2023 minors: 2.37 ERA, 1.09 WHIP, 49 1/3 IP, 16 BB, 49 K
2024 minors: 12 IP, 7 H, 5 ER, 3 BB, 11 K

Vines isn't often mentioned among the possible replacements for Spencer Strider, but he's been a steady performer in the minors the past few years and even delivered a couple quality starts for the big club down the stretch last year. So why wouldn't he be an option if Bryce Elder and Allan Winans don't work out? It's true he's not thought to have much upside, but his changeup at least is a legitimate swing-and-miss pitch. In fact, his latest start at Triple-A Gwinnett, in which he two-hit the Louisville Bats over seven innings, saw him pile up 23 swinging strikes, an impressive number by any standard. Clearly, Vines is capable of working deep into games, and with the Braves offense backing him, that could translate to value, if only on the low-end.

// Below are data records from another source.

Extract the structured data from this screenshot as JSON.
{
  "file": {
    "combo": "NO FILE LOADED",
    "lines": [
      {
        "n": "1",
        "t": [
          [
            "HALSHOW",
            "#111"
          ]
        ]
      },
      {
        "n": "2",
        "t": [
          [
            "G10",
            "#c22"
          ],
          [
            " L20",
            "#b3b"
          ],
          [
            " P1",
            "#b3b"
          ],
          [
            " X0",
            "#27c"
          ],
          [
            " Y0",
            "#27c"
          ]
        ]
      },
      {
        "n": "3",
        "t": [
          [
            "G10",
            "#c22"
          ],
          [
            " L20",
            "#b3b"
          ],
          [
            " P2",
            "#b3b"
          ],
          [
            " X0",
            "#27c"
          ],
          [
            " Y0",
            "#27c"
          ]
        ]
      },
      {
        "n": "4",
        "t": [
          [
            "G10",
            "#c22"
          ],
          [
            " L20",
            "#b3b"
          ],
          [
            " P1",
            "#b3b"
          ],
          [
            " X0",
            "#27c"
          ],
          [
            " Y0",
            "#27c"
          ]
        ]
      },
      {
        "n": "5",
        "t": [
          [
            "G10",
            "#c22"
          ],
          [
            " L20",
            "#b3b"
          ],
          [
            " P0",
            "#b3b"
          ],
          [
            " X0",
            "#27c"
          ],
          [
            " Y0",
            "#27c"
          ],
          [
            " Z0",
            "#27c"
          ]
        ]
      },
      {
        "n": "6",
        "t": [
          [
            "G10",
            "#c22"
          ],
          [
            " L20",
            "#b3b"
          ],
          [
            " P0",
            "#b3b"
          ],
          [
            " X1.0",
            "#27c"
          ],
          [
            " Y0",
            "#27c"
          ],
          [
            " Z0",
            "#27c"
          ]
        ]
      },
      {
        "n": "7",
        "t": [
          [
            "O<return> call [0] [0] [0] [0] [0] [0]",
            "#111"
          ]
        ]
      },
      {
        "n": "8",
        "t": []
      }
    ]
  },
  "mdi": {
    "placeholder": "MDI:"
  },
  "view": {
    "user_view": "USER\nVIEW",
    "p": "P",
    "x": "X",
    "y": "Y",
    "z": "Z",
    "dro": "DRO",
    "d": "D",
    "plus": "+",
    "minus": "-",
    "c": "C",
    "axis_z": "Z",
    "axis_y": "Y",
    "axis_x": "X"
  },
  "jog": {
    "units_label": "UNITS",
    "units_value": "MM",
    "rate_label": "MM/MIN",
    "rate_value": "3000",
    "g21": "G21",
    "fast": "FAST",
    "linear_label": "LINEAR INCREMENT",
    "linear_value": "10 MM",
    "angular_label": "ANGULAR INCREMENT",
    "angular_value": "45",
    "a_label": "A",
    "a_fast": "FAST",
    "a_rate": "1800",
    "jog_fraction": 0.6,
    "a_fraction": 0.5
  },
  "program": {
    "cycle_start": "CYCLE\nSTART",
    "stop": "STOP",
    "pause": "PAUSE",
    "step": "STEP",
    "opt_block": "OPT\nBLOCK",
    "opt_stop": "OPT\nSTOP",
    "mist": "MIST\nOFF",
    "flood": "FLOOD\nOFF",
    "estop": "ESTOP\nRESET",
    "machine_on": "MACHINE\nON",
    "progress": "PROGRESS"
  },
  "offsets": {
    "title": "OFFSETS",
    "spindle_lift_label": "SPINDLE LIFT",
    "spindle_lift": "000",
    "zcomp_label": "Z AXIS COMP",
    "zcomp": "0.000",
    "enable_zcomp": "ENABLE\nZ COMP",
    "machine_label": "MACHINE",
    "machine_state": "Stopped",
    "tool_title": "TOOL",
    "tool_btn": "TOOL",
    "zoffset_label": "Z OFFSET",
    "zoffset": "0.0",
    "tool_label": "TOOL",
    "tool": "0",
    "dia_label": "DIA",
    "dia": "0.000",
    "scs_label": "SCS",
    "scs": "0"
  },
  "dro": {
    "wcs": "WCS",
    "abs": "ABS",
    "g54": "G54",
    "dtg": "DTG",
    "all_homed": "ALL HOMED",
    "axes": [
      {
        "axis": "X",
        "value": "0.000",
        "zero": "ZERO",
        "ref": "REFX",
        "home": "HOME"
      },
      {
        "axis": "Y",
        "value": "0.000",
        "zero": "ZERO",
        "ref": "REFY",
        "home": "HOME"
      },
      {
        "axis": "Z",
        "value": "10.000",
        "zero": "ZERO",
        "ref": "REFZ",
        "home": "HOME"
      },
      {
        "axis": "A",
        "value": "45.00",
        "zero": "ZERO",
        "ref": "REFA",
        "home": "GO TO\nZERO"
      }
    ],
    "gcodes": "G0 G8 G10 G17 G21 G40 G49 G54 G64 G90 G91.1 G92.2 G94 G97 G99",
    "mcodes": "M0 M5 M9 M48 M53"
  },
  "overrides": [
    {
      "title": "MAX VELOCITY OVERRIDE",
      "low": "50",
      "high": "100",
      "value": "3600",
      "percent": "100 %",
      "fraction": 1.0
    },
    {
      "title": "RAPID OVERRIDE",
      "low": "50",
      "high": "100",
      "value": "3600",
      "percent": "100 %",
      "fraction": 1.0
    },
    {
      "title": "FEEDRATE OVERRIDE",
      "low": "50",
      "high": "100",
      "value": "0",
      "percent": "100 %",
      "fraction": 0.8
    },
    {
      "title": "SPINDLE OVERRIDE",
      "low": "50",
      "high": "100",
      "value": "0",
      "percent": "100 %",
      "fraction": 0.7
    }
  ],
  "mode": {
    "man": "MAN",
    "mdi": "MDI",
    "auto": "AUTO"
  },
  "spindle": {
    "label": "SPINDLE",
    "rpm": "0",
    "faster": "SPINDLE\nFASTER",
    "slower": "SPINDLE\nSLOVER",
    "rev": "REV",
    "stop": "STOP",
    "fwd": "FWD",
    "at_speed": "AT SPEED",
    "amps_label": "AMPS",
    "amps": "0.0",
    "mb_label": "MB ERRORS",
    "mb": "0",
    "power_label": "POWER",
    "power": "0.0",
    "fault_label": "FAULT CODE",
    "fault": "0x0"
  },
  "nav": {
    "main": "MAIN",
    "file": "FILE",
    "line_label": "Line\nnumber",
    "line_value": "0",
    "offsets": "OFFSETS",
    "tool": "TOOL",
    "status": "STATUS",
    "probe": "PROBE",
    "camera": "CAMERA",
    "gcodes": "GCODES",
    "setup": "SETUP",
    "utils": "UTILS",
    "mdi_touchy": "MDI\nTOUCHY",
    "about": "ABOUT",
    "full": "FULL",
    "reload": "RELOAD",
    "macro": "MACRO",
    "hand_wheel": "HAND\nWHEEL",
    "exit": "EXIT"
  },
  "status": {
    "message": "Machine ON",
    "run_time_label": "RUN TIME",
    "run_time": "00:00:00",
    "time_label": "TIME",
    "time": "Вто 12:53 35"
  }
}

Sean Sullivan, SP, Rockies

2023 minors: 4 IP, 0 H, 0 ER, 1 BB, 10 K
2024 minors: 6 IP, 5 H, 0 ER, 0 BB, 13 K

A Rockies pitcher? A Rockies pitcher. What makes pitching at Coors Field so difficult isn't so much what the thin air does to the carry of the ball but what it does to the movement profile of certain pitches, namely breaking balls. So what if the Rockies were to find a pitcher who doesn't rely on breaking balls but instead the sort of fastball characteristics that can make that pitch a bat-misser in its own right? Sullivan, a left-hander, has the sort of low arm slot perfect for generating whiffs up in the zone, and that's how his minor-leaguer career has played out so far. His first start at High-A Spokane was a real doozy. He struck out 13 while recording 20 swinging strikes.

Zyhir Hope, OF, Dodgers

2023 minors: .286 BA (35 AB), 3 HR, 3 SB, .962 OPS, 8 BB, 13 K
2024 minors: .350 BA (20 AB), 3 HR, 2 SB, 1.408 OPS, 3 BB, 4 K

One of two prospects acquired from the Cubs in the Michael Busch deal this offseason, Hope is already providing further evidence that the Dodgers know what they're doing. Though only 19 and in his first year of full-season ball, he's already connected for a 113 mph home run, which is some big-league power. He earns even higher marks for his speed, and there are no signs of contact issues yet. Hope is still largely unknown in Dynasty circles, but that could change quickly.